Vytautas Radzvilas teaches at the International Relations and Politics Institute in Vilnius. He said only a small minority of Lithuanians are concerned with the Holocaust. The majority, he said, are indifferent to the country's past, be it the Holocaust, the Communist regime, or other aspects of Lithuanian history. "[Lithuanian] society cannot be more concerned with the Holocaust, during which [the Jews], people of a different nationality, suffered, when it is not concerned with its own past," Radzvilas said.

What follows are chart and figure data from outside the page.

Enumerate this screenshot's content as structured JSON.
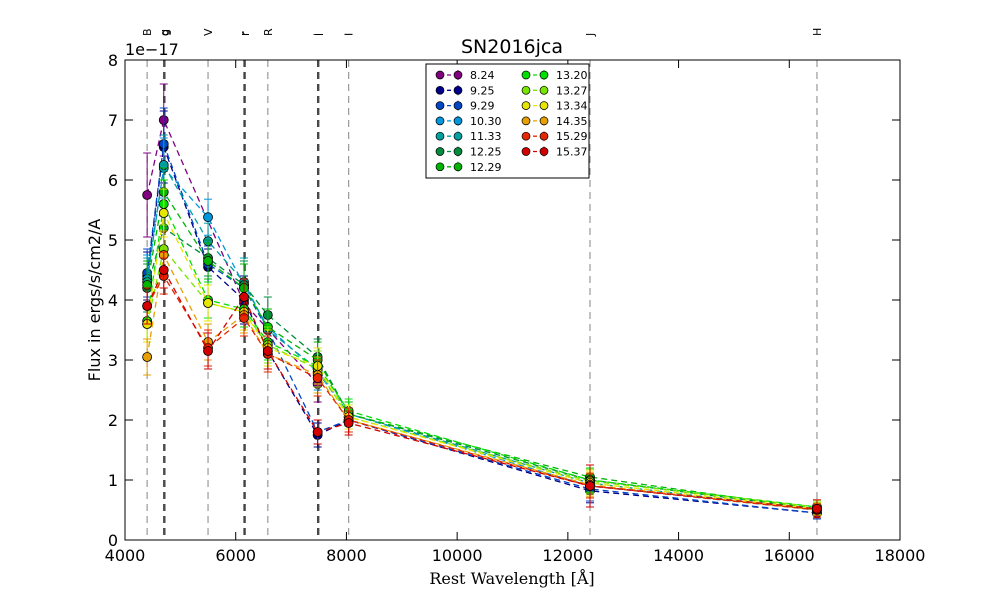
{
  "chart_data": {
    "type": "line",
    "title": "SN2016jca",
    "xlabel": "Rest Wavelength [Å]",
    "ylabel": "Flux in ergs/s/cm2/A",
    "y_offset_label": "1e−17",
    "xlim": [
      4000,
      18000
    ],
    "ylim": [
      0,
      8
    ],
    "xticks": [
      4000,
      6000,
      8000,
      10000,
      12000,
      14000,
      16000,
      18000
    ],
    "yticks": [
      0,
      1,
      2,
      3,
      4,
      5,
      6,
      7,
      8
    ],
    "bands": [
      {
        "label": "B",
        "x": 4400,
        "dark": false
      },
      {
        "label": "g",
        "x": 4700,
        "dark": true
      },
      {
        "label": "g",
        "x": 4720,
        "dark": true
      },
      {
        "label": "V",
        "x": 5500,
        "dark": false
      },
      {
        "label": "r",
        "x": 6150,
        "dark": true
      },
      {
        "label": "r",
        "x": 6170,
        "dark": true
      },
      {
        "label": "R",
        "x": 6580,
        "dark": false
      },
      {
        "label": "i",
        "x": 7480,
        "dark": true
      },
      {
        "label": "i",
        "x": 7500,
        "dark": true
      },
      {
        "label": "I",
        "x": 8040,
        "dark": false
      },
      {
        "label": "J",
        "x": 12400,
        "dark": false
      },
      {
        "label": "H",
        "x": 16500,
        "dark": false
      }
    ],
    "legend_position": "upper-center",
    "series": [
      {
        "name": "8.24",
        "color": "#800080",
        "points": [
          [
            4400,
            5.75,
            0.7
          ],
          [
            4700,
            7.0,
            0.6
          ],
          [
            6150,
            3.95,
            0.4
          ],
          [
            7480,
            2.6,
            0.3
          ]
        ]
      },
      {
        "name": "9.25",
        "color": "#00008b",
        "points": [
          [
            4400,
            4.4,
            0.4
          ],
          [
            4700,
            6.55,
            0.6
          ],
          [
            5500,
            4.55,
            0.3
          ],
          [
            6150,
            4.0,
            0.4
          ],
          [
            6580,
            3.15,
            0.3
          ],
          [
            7480,
            1.75,
            0.2
          ],
          [
            8040,
            2.0,
            0.2
          ],
          [
            12400,
            0.82,
            0.2
          ],
          [
            16500,
            0.45,
            0.1
          ]
        ]
      },
      {
        "name": "9.29",
        "color": "#0047c8",
        "points": [
          [
            4400,
            4.45,
            0.4
          ],
          [
            4700,
            6.6,
            0.6
          ],
          [
            5500,
            4.6,
            0.3
          ],
          [
            6150,
            4.2,
            0.4
          ],
          [
            6580,
            3.5,
            0.3
          ],
          [
            7480,
            1.8,
            0.2
          ],
          [
            8040,
            2.0,
            0.2
          ],
          [
            12400,
            0.85,
            0.2
          ],
          [
            16500,
            0.45,
            0.1
          ]
        ]
      },
      {
        "name": "10.30",
        "color": "#0096dc",
        "points": [
          [
            4400,
            4.35,
            0.4
          ],
          [
            4700,
            6.2,
            0.5
          ],
          [
            5500,
            5.38,
            0.3
          ],
          [
            6150,
            4.25,
            0.4
          ],
          [
            6580,
            3.55,
            0.3
          ],
          [
            7480,
            2.8,
            0.3
          ],
          [
            8040,
            2.1,
            0.2
          ],
          [
            12400,
            0.9,
            0.2
          ],
          [
            16500,
            0.5,
            0.1
          ]
        ]
      },
      {
        "name": "11.33",
        "color": "#00a0a0",
        "points": [
          [
            4400,
            4.3,
            0.4
          ],
          [
            4700,
            6.25,
            0.5
          ],
          [
            5500,
            4.98,
            0.3
          ],
          [
            6150,
            4.3,
            0.4
          ],
          [
            6580,
            3.5,
            0.3
          ],
          [
            7480,
            2.85,
            0.3
          ],
          [
            8040,
            2.1,
            0.2
          ],
          [
            12400,
            0.95,
            0.2
          ],
          [
            16500,
            0.5,
            0.1
          ]
        ]
      },
      {
        "name": "12.25",
        "color": "#008c3c",
        "points": [
          [
            4400,
            4.2,
            0.4
          ],
          [
            4700,
            5.2,
            0.4
          ],
          [
            5500,
            4.7,
            0.3
          ],
          [
            6150,
            4.25,
            0.4
          ],
          [
            6580,
            3.75,
            0.3
          ],
          [
            7480,
            3.05,
            0.3
          ],
          [
            8040,
            2.1,
            0.2
          ],
          [
            12400,
            1.0,
            0.2
          ],
          [
            16500,
            0.52,
            0.1
          ]
        ]
      },
      {
        "name": "12.29",
        "color": "#00b400",
        "points": [
          [
            4400,
            4.25,
            0.4
          ],
          [
            4700,
            5.8,
            0.4
          ],
          [
            5500,
            4.65,
            0.3
          ],
          [
            6150,
            4.2,
            0.4
          ],
          [
            6580,
            3.55,
            0.3
          ],
          [
            7480,
            3.0,
            0.3
          ],
          [
            8040,
            2.1,
            0.2
          ],
          [
            12400,
            1.05,
            0.2
          ],
          [
            16500,
            0.52,
            0.1
          ]
        ]
      },
      {
        "name": "13.20",
        "color": "#00e000",
        "points": [
          [
            4400,
            3.65,
            0.3
          ],
          [
            4700,
            5.6,
            0.4
          ],
          [
            5500,
            4.0,
            0.3
          ],
          [
            6150,
            3.85,
            0.3
          ],
          [
            6580,
            3.3,
            0.3
          ],
          [
            7480,
            2.9,
            0.3
          ],
          [
            8040,
            2.15,
            0.2
          ],
          [
            12400,
            1.0,
            0.2
          ],
          [
            16500,
            0.55,
            0.1
          ]
        ]
      },
      {
        "name": "13.27",
        "color": "#78e600",
        "points": [
          [
            4400,
            3.6,
            0.3
          ],
          [
            4700,
            4.85,
            0.4
          ],
          [
            5500,
            3.95,
            0.3
          ],
          [
            6150,
            3.8,
            0.3
          ],
          [
            6580,
            3.25,
            0.3
          ],
          [
            7480,
            2.85,
            0.3
          ],
          [
            8040,
            2.05,
            0.2
          ],
          [
            12400,
            0.98,
            0.2
          ],
          [
            16500,
            0.55,
            0.1
          ]
        ]
      },
      {
        "name": "13.34",
        "color": "#e6e600",
        "points": [
          [
            4400,
            3.6,
            0.3
          ],
          [
            4700,
            5.45,
            0.4
          ],
          [
            5500,
            3.95,
            0.3
          ],
          [
            6150,
            3.8,
            0.3
          ],
          [
            6580,
            3.2,
            0.3
          ],
          [
            7480,
            2.9,
            0.3
          ],
          [
            8040,
            2.05,
            0.2
          ],
          [
            12400,
            0.95,
            0.2
          ],
          [
            16500,
            0.52,
            0.1
          ]
        ]
      },
      {
        "name": "14.35",
        "color": "#e6a000",
        "points": [
          [
            4400,
            3.05,
            0.3
          ],
          [
            4700,
            4.75,
            0.4
          ],
          [
            5500,
            3.3,
            0.3
          ],
          [
            6150,
            3.75,
            0.3
          ],
          [
            6580,
            3.1,
            0.3
          ],
          [
            7480,
            2.75,
            0.3
          ],
          [
            8040,
            2.0,
            0.2
          ],
          [
            12400,
            0.92,
            0.2
          ],
          [
            16500,
            0.5,
            0.1
          ]
        ]
      },
      {
        "name": "15.29",
        "color": "#e62800",
        "points": [
          [
            4400,
            3.9,
            0.3
          ],
          [
            4700,
            4.4,
            0.3
          ],
          [
            5500,
            3.2,
            0.3
          ],
          [
            6150,
            3.7,
            0.3
          ],
          [
            6580,
            3.1,
            0.3
          ],
          [
            7480,
            2.7,
            0.3
          ],
          [
            8040,
            2.0,
            0.2
          ],
          [
            12400,
            0.9,
            0.2
          ],
          [
            16500,
            0.5,
            0.1
          ]
        ]
      },
      {
        "name": "15.37",
        "color": "#d20000",
        "points": [
          [
            4400,
            3.9,
            0.3
          ],
          [
            4700,
            4.5,
            0.3
          ],
          [
            5500,
            3.15,
            0.3
          ],
          [
            6150,
            4.05,
            0.3
          ],
          [
            6580,
            3.15,
            0.3
          ],
          [
            7480,
            1.8,
            0.2
          ],
          [
            8040,
            1.95,
            0.2
          ],
          [
            12400,
            0.9,
            0.35
          ],
          [
            16500,
            0.52,
            0.15
          ]
        ]
      }
    ]
  }
}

Radzvilas said the Holocaust and the crimes of Soviet occupation are interconnected, and that it is impossible to probe the Jewish genocide without devoting equal attention to the crimes of the Soviets, and the role of ethnic Lithuanians in each. He said historians must be able to address the crimes of both regimes frankly, adding: "You cannot be honest in one sphere and dishonest in another. There is no desire to face 50 years of occupation frankly, because many people who actively collaborated with the Soviets are now respected statesmen and businessmen in independent Lithuania."